Wozu große (zB SSL-)Konsolen in Profistudios?

letztendlich zählt einfach nur was rauskommt...
wenn einer mit nem Atari und nem Behringer nen guten Mix macht ist das mehr wert als ein mieser Mix mit SSL.
Zu 100% richtig!

Ich behaupte aber, dass man bei einem analogem Gerät viel mehr beim "soundschrauben" hinhört, anstatt auf nem Bildschirm zu guggen.
Tja, die gute alte Zeit;-).
Um gut mischen zu können braucht man Ohren und sollte seinen Raum und die Lautsprecher kennen. Fader und Knöpfe sind ja schön und gut, aber es gibt ja wohl keinen Techniker, der sich beim Mix voll und ganz auf seine Knöpfe und Fader verlässt. :D
Allerdings! Sowas sollte und wird wohl aber auch jedem klar sein, denn wer stellt sich schon
eine 4000€ Abhöre in eine quaderförmige, gekachelte Garage:D
 
ich weiss nicht, ob das jemanden interessiert, aber hier ist mal ein Statement von Andy Sneap zu dem Thema:
Frage:
Andy, which project were you working on when you decided that you were going to go 100% in the box on and drop the analog summing, for the first time?

Andy Sneap schrieb:
Good question.
I remember doing the fozzy album and I was having to do rough mixes so I did them in the box because I was halfway through another album and I was- hmmmm damn that sounds good.
I could notice the difference with analogue summing with the old TDM rig, esp without the dithered mixer but I found as long as I was sensible with the gain on each channel I was fine.
Even before the whole pro tools thing, I remember doing a Consumed album on adats at the old studio then mixing it on an SSL, then remixing it on a mackie and getting better results so I think you can only blame gear so far, it really is down to how you use what you have available and the likes of an SSL or Neve isn't going to save the day, tho they're fun to play on and they make you feel important.

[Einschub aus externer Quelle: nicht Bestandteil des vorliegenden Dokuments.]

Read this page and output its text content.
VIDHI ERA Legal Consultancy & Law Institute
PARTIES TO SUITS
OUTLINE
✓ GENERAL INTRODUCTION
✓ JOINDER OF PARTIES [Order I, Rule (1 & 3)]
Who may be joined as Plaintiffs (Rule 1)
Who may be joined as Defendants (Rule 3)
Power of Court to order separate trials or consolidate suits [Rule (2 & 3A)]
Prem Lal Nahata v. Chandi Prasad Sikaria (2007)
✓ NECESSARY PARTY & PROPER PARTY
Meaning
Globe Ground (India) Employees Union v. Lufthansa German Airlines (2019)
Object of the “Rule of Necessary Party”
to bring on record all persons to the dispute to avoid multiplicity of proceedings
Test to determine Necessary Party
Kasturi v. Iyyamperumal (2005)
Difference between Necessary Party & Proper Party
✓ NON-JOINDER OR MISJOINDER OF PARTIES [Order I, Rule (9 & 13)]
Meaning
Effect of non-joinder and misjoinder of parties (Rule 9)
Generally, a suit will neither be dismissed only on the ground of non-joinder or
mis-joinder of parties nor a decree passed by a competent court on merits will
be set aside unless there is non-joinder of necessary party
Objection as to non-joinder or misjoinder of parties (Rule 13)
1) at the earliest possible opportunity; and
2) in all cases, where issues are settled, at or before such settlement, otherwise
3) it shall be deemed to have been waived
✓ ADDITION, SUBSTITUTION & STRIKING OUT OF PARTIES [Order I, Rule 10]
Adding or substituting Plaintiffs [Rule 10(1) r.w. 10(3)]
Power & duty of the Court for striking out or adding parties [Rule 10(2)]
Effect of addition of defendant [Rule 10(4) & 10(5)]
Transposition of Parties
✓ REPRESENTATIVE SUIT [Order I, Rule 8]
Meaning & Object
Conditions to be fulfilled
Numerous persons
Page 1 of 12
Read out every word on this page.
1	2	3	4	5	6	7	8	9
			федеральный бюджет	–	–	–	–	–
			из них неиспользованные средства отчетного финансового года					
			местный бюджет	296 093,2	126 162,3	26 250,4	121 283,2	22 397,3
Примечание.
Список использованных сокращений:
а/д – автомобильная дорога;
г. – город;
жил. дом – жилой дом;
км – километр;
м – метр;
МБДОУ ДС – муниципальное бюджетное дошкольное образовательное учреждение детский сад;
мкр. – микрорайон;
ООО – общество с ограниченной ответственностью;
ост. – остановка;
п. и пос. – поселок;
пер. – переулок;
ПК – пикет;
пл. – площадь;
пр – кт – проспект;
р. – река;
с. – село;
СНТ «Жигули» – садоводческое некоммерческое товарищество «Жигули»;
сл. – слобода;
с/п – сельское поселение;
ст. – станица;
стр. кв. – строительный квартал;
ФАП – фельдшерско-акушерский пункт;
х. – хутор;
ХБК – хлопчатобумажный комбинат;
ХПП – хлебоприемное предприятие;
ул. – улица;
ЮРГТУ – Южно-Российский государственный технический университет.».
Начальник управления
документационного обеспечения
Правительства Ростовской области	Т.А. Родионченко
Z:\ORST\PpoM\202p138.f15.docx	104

So do you use ANY kind of board or control surface?

Ive got this killer little thing called a mouse it makes the pointy arrow move in front of me!!
 
Das finde ich als Pro Argument ein wenig komisch. Denn zum hat es damals sehr viel Mühe gekostet eben dieses Übersprechen soweit es geht zu minimieren (und ich bezweifel dass die SSL-Konsolen diesen Fehler in derart extremer Weise aufweisen dass es wirklich hörbar wären, denn sonst wären sie eher ein Fall für die Tonne) und zum anderen kann ich ein Übersprechen der Kanäle in jeder Billig-DAW erzeugen, und dass dann ganz gezielt.

Hallo Mathias.
Ich habe lediglich meinen Eindruck geschildert und hier kein "Pro Argument" (was immer das heißen mag) abgeliefert.
Für meine Ohren hört sich das halt anders an wenn ich, wenn auch selten, mal mit einem Mischpult arbeiten darf. Noch dazu ist ja die Arbeitsweise anders.... Übersprechen zu simulieren in der DAW macht ja Deiner Ansicht nach keinen Sinn, denn am besten ist ja wenn es gar nicht da ist.



Meine Vermutung ist dass diese Kisten auf Dauer aus sinnvollen Setups verschwinden werden. Viele Leute die wirklich sehr großartige Produktionen fahren benutzen Plugins und digitale Effekte wo es nur geht. Steve Wilson sei da mal als Beispiel genannt.
Spätestens in einer paar Jahren ist eine heutige Rechnerfarm zu einem Laptop zusammengeschrumpft. Selbst für die DSP Setups sehe ich auf lange Sicht keine Zukunft, das ist immer ein Notbehelf wenn man das Problem nicht mit der Rechenleistung eines CPUs erschlagen kann.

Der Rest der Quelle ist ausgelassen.